## Problem Description and Formulation

The problem is a linear programming optimization problem. The goal is to maximize profit by determining the optimal number of pens and pencils to buy and sell, given certain constraints.

### Variables

- \(x\): Number of pens to buy and sell
- \(y\): Number of pencils to buy and sell

### Objective Function

The profit from selling \(x\) pens is \(3x\) and from selling \(y\) pencils is \(1y\). The objective is to maximize the total profit:

\[ \text{Maximize:} \quad 3x + y \]

### Constraints

1. **Inventory Cost Constraint**: The cost of buying \(x\) pens at $2 each and \(y\) pencils at $1 each must not exceed $500.

\[ 2x + y \leq 500 \]

2. **Pen Sales Constraint**: At least 100 pens but at most 150 pens are sold.

\[ 100 \leq x \leq 150 \]

3. **Pencil Sales Constraint**: The number of pencils sold is at most twice the amount of pens sold.

\[ y \leq 2x \]

4. **Non-Negativity Constraint**: The number of pens and pencils cannot be negative.
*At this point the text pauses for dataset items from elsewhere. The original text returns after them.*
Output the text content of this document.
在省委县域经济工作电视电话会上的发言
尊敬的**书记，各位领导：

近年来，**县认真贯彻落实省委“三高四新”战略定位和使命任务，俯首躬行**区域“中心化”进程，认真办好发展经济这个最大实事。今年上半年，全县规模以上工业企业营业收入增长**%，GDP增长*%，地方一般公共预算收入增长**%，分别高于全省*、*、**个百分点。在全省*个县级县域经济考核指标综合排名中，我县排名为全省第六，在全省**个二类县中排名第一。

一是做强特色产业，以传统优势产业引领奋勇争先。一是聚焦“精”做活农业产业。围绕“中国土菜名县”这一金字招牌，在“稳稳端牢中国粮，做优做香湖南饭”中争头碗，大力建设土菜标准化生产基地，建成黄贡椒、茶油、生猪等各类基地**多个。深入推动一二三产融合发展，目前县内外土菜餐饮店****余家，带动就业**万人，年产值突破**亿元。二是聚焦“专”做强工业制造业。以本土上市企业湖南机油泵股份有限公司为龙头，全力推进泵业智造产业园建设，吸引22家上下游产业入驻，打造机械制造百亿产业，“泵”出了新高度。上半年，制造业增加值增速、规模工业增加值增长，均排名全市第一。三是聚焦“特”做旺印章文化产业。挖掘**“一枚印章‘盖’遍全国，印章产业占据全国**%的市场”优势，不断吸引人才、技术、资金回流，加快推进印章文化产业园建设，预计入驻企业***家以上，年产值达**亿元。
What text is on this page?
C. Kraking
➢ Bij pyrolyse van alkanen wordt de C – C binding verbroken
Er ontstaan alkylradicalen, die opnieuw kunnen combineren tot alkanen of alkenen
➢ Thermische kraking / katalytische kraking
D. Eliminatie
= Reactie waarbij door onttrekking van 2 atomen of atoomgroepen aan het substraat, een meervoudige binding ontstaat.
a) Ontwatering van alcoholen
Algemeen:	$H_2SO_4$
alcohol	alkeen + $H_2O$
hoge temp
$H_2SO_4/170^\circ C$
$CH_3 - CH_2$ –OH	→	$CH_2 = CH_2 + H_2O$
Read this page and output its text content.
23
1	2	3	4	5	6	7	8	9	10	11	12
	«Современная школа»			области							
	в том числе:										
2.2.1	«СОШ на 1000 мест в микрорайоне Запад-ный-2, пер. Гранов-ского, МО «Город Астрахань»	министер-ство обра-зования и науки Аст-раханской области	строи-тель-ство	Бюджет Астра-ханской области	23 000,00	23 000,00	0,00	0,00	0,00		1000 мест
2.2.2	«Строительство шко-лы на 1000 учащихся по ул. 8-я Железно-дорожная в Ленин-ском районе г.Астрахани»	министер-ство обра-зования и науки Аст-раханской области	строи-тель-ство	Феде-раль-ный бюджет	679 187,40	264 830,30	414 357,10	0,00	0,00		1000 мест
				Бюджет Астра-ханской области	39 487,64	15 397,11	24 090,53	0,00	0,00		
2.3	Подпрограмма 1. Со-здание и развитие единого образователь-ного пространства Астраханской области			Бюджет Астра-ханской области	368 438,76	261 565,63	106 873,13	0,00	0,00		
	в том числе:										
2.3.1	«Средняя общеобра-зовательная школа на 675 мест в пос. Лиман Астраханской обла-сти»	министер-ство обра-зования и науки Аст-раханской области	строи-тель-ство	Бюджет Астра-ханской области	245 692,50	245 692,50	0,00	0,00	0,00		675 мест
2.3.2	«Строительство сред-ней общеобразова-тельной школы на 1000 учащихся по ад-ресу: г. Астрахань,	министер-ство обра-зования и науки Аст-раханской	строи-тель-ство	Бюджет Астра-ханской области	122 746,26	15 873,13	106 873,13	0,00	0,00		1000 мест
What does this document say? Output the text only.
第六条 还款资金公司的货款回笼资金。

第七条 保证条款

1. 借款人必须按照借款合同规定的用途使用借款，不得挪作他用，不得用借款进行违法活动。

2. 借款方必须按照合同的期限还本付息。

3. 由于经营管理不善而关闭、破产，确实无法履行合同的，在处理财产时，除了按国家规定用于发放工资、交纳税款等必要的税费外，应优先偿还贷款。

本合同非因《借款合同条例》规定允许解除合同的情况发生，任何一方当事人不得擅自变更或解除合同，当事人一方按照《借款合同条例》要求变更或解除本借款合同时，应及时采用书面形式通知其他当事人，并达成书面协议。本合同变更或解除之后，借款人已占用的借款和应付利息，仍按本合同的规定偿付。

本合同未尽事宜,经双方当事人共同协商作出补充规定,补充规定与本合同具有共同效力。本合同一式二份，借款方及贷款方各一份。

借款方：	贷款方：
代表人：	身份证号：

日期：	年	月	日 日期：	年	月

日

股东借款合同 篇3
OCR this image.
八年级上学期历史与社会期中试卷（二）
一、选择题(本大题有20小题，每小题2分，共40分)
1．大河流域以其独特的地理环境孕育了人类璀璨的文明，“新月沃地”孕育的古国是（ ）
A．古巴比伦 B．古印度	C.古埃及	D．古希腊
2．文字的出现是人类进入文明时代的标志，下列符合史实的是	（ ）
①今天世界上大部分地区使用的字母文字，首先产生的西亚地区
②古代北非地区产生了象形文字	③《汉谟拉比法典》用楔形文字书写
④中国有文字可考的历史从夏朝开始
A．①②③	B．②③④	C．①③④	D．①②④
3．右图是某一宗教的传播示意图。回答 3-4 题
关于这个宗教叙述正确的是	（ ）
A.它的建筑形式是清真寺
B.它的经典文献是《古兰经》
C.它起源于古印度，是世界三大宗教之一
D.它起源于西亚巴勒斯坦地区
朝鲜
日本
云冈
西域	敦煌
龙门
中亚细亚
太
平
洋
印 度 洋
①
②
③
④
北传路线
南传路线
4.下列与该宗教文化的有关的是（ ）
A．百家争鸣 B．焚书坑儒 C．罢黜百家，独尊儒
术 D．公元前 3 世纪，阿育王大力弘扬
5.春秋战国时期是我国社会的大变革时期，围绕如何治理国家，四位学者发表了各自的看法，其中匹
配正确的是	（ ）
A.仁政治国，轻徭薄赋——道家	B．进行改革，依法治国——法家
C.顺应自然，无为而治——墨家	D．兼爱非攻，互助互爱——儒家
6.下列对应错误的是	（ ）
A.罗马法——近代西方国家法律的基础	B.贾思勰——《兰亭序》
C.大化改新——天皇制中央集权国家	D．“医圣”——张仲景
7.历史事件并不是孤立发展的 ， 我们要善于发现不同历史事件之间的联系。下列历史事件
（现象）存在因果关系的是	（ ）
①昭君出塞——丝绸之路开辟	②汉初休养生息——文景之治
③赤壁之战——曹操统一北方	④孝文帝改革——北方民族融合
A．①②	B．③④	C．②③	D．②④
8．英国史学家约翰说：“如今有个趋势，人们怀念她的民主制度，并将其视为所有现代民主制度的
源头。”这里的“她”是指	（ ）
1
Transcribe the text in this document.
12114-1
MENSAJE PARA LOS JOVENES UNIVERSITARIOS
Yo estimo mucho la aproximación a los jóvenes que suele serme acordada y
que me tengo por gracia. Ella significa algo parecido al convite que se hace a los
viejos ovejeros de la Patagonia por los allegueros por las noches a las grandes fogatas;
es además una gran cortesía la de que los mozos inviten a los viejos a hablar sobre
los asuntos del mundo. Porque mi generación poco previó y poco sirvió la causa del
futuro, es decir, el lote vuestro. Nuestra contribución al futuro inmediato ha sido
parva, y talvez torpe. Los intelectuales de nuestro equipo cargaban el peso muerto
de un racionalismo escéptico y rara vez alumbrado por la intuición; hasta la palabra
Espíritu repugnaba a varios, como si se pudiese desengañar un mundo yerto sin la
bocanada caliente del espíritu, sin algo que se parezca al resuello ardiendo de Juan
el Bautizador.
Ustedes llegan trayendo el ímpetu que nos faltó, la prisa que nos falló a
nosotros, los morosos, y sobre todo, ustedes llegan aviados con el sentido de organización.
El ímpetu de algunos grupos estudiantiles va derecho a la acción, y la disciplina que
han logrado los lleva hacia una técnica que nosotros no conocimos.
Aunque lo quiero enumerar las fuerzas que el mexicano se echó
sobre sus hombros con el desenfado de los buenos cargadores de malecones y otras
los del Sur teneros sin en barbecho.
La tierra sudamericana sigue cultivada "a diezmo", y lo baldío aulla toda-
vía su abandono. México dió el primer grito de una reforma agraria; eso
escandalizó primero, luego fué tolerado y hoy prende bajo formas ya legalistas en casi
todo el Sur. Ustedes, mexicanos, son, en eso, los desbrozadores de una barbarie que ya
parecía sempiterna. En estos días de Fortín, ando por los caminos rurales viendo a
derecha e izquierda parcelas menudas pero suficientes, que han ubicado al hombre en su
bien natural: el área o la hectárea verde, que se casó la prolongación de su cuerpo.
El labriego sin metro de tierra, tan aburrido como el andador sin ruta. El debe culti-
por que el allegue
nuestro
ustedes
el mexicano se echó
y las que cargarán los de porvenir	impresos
\[ x \geq 0, \quad y \geq 0 \]

However, given that \(x \geq 100\), the \(x \geq 0\) constraint is implicitly satisfied.

## Gurobi Code

```python
import gurobi

def solve_problem():
    # Create a new model
    model = gurobi.Model()

    # Define variables
    x = model.addVar(lb=100, ub=150, name="Pens")
    y = model.addVar(lb=0, name="Pencils")

    # Objective function: Maximize profit
    model.setObjective(3*x + y, gurobi.GRB.MAXIMIZE)

    # Inventory cost constraint
    model.addConstr(2*x + y <= 500, name="Inventory_Cost")

    # Pencil sales constraint
    model.addConstr(y <= 2*x, name="Pencil_Sales")

    # Solve the model
    model.optimize()

    # Print the solution
    if model.status == gurobi.GRB.OPTIMAL:
        print(f"Optimal solution: Pens = {x.varValue}, Pencils = {y.varValue}")
        print(f"Max Profit: {model.objVal}")
    else:
        print("No optimal solution found")

solve_problem()
```

This code defines the optimization problem using Gurobi's Python interface, sets up the objective function and constraints according to the problem description, and solves the model to find the optimal number of pens and pencils to maximize profit.